Ein kleine Datei, die komprimiert weniger als 6000 Byte hat, ist in der Lage, Virenscanner zum schwitzen zu bringen oder sie gar auszuschalten. Dies funktioniert bei gepackten Dateien, die dekomprimiert 100 Gigabyte groß sind.

hiz DÜSSELDORF. Zu diesem Resultat kommt eine Untersuchung der AERAsec Network Services and Security GmbH aus Hohenbrunn bei München. Man spricht in diesem Fall von „Dekomprimierungsbomben“. Die Ergebnisse dieser Studie beunruhigen teilweise bereits die Experten.

Virenscanner, die Mails und Anhänge auf Schädlinge untersuchen, müssen diese für die Überprüfung entpacken.
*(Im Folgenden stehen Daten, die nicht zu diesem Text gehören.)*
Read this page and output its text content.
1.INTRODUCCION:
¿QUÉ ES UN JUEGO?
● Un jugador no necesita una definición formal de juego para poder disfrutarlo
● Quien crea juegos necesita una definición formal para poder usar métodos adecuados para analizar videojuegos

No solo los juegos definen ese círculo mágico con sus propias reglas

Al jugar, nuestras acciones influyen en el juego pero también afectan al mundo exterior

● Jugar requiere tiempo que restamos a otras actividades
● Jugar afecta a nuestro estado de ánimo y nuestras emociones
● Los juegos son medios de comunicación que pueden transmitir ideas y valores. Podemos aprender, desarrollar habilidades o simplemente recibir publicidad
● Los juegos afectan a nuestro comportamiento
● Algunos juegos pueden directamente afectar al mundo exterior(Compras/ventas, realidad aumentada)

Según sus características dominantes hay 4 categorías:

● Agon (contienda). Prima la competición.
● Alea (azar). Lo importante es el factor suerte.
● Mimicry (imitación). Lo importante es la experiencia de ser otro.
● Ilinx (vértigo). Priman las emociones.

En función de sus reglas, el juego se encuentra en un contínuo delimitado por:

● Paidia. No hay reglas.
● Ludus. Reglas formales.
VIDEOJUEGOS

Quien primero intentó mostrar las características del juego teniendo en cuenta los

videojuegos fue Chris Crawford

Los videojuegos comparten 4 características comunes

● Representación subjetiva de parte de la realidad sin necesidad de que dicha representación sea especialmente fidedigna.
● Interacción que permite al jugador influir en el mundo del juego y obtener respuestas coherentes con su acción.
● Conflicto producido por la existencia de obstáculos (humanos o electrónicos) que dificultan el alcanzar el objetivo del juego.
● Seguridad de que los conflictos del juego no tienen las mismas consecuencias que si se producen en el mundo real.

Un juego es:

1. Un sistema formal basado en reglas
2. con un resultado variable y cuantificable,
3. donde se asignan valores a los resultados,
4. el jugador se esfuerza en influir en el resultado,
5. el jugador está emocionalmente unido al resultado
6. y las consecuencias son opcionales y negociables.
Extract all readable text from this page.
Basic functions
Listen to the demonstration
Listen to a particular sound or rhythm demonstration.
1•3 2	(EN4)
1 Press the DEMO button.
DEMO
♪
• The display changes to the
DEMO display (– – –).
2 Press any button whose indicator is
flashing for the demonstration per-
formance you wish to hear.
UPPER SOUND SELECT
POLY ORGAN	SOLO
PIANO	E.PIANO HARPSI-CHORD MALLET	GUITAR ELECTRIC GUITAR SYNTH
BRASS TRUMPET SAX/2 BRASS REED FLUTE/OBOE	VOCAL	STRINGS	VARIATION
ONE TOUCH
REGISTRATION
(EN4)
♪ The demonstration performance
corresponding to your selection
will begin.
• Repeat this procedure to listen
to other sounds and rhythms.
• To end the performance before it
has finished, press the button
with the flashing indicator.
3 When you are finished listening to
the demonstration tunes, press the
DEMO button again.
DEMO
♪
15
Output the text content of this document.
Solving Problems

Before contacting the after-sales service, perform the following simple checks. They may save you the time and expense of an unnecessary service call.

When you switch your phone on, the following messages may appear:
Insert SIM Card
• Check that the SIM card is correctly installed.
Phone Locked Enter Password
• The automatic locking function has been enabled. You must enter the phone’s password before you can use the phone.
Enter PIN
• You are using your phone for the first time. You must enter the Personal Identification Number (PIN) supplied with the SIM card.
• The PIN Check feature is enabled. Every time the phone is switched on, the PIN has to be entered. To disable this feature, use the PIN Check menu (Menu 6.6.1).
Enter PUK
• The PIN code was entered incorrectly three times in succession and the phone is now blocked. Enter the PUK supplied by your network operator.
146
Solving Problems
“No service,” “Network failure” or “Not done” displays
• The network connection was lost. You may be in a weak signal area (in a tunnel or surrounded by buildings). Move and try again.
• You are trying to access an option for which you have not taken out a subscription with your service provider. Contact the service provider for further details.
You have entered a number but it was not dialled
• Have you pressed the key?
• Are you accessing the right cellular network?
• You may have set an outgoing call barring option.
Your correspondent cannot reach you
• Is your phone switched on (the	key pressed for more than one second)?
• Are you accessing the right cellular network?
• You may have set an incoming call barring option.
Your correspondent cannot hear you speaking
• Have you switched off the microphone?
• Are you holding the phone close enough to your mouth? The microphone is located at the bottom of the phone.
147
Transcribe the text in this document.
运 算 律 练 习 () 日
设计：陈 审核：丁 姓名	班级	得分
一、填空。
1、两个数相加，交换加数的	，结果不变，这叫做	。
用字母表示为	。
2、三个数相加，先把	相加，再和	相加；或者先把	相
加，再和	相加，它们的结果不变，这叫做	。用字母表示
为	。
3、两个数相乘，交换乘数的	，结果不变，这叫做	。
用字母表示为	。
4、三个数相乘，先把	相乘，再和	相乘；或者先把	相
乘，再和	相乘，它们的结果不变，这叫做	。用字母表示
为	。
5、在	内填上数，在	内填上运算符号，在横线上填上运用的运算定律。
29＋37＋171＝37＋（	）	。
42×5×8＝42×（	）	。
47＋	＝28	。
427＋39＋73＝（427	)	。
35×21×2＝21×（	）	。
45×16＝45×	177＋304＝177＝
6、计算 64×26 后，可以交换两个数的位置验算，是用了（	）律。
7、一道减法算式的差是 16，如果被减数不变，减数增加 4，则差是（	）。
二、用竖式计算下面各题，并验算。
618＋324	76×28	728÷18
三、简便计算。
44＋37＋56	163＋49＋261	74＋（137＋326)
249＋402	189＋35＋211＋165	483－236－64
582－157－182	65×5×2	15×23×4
Bekannt ist, dass einige Anti-Virus Programme bei der Untersuchung von Dateien, die im so genannten bzip2-Format ankommen, keine Größenbegrenzung implementiert haben. Ist die Datei, die ein Angreifer schickt, im ausgepackten Zustand groß genug, kann der Virenschutz durch eine solche „Bombe“ ausgeschaltet werden. Wenn der Datenpuffer nämlich überläuft, kann es passieren, dass der Virenscanner einen Fehler produziert und seine Arbeit einstellt. Speziell Unternehmen, die die einlaufenden Mails zentral untersuchen, wären dann über E-Mail nicht mehr erreichbar.

Die jetzt veröffentlichten Ergebnisse zeigen, dass durch anders konstruierte Bomben sogar weitere Applikationen in Mitleidenschaft gezogen werden können. Dr. Matthias Leu, Geschäftsführer der AERAsec, warnt: "Gegenüber solchen Bomben ist nicht nur Antiviren-Software anfällig, sondern auch andere Programme. Browser beispielsweise sind auf sehr stark komprimierte Daten teilweise nicht vorbereitet. Dieses gilt für unterschiedlichste Komprimierungsverfahren und liegt daran, dass heutige Software Anomalien beim Dekomprimieren nicht immer erkennt." Es ist nach Ansicht der Experten nur eine Frage der Zeit, bis die Programmierer von digitalen Schädlingen auch diese Hintertüren für ihr finsteres Tun nutzen.